Seacole described learning traditional herbal preparations from her mother. She sold them—it was part of her various businesses. However, she also added toxic chemicals, “sugar of lead,” the common name for “acetate of lead” or plombis acetas, and calomel, a mercury compound. Both dehydrate the patient. Used for bowel patients, who need rehydration, both are mistakes. Calomel is a purgative, given for constipation; lead acetate is an emetic. Seacole frankly acknowledged “lamentable blunders” in her preparations (31), which would certainly apply to both lead and mercury—they would be counter-productive.

Did Seacole win any medals? No. Nor did she claim to in her book, nor did she wear any in the picture of her on the cover. She DID wear medals, borrowed or given to her perhaps, post-Crimea, back in London. Only the military were awarded medals, thus no women got them. She was painted and photographed wearing medals—but they were not hers.

The Crimea medal, the one she is most frequently said to have won, was a SERVICE medal, given to all the soldiers who were present at the battles in question; it was not, like the Victoria Cross, a medal for bravery. The Crimea Medal had four bars on it to represent Alma, Balaclava, Inkermann, and the siege of Sebastopol.
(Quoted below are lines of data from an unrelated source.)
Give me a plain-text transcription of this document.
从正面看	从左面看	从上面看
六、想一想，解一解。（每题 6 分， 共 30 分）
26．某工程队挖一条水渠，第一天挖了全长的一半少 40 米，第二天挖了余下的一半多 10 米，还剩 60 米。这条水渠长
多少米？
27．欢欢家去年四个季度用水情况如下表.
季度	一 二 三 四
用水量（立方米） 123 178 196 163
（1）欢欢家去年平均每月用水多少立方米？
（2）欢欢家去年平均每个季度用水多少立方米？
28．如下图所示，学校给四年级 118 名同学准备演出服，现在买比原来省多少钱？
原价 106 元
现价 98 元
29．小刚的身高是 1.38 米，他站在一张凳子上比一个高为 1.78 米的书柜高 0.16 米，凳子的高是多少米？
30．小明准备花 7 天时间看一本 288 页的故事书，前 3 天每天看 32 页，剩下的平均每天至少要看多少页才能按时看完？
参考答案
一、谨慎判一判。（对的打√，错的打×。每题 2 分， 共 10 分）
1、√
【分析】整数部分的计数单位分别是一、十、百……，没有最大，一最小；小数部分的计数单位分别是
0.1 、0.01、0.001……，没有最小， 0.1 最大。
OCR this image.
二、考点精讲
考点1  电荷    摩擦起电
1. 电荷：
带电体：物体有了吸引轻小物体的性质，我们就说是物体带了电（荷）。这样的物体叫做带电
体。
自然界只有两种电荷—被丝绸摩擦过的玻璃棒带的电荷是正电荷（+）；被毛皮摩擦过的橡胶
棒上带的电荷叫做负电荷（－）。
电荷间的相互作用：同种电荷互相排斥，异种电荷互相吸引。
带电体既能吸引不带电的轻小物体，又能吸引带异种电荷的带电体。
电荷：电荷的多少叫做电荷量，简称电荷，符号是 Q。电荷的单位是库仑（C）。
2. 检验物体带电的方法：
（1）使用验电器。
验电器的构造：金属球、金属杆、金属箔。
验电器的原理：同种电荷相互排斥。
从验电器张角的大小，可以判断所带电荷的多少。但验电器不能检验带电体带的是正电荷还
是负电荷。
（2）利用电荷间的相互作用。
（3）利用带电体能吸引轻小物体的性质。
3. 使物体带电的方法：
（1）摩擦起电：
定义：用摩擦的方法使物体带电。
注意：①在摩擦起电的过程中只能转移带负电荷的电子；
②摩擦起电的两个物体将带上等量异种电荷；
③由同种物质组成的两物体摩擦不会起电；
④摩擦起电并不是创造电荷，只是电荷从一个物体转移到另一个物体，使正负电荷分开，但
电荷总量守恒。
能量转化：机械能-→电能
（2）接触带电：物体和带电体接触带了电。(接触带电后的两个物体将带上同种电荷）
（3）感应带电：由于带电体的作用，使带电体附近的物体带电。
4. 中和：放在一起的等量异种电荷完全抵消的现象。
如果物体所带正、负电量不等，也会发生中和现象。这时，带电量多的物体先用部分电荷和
The fundraising campaign for the Seacole statue showed that medal—as if she had won it—but Mrs Seacole was not even in the Crimea when the first three battles took place, and she missed half the siege.

It was not then illegal to wear another person’s medals, but it was made illegal many years later. Walking around in London with a British Crimea medal made her recognizable.

Honours: Mrs Seacole was honoured posthumously in 1990 in her home country with the Jamaican Order of Merit. In 2003, in a poll taken in the United Kingdom, she was voted the top “Black Briton.” In her lifetime, she was honoured by having a terra cotta bust made of her. An oil painting of her by Charles Challen is at the National Portrait Gallery.

Seacole’s Celebrity: Mrs Seacole was undoubtedly a celebrity on her return from the Crimean War. In August 1856, several gala evenings were held in her honour, in Surrey Gardens, London, attended by thousands. She was cheered. Newspapers continued to report on her comings and goings. She was spotted visiting Panama in 1863.On one trip, the story about called her “Lady Seacole.” Numerous examples of he celebrity are given in Mary Seacole: The Making of the Myth, by Lynn McDonald, 2014.

In August 1866, a Times story noted that she donated 100 boxes of pills and 100 bottles, both of unspecified ingredients, to the Lord Mayor’s Cholera Fund.

Her Death: Mrs Seacole died in London in 1881. She had presumably converted to Roman Catholicism at some point, for she requested burial at a Catholic cemetery, and was buried at one, Kensal Rise, where her gravesite is well marked. Her will shows that she was prosperous at her death; there were numerous bequests of money, two houses in Jamaica, and numerous items, such as jewellery and china, but there was no mention of medals.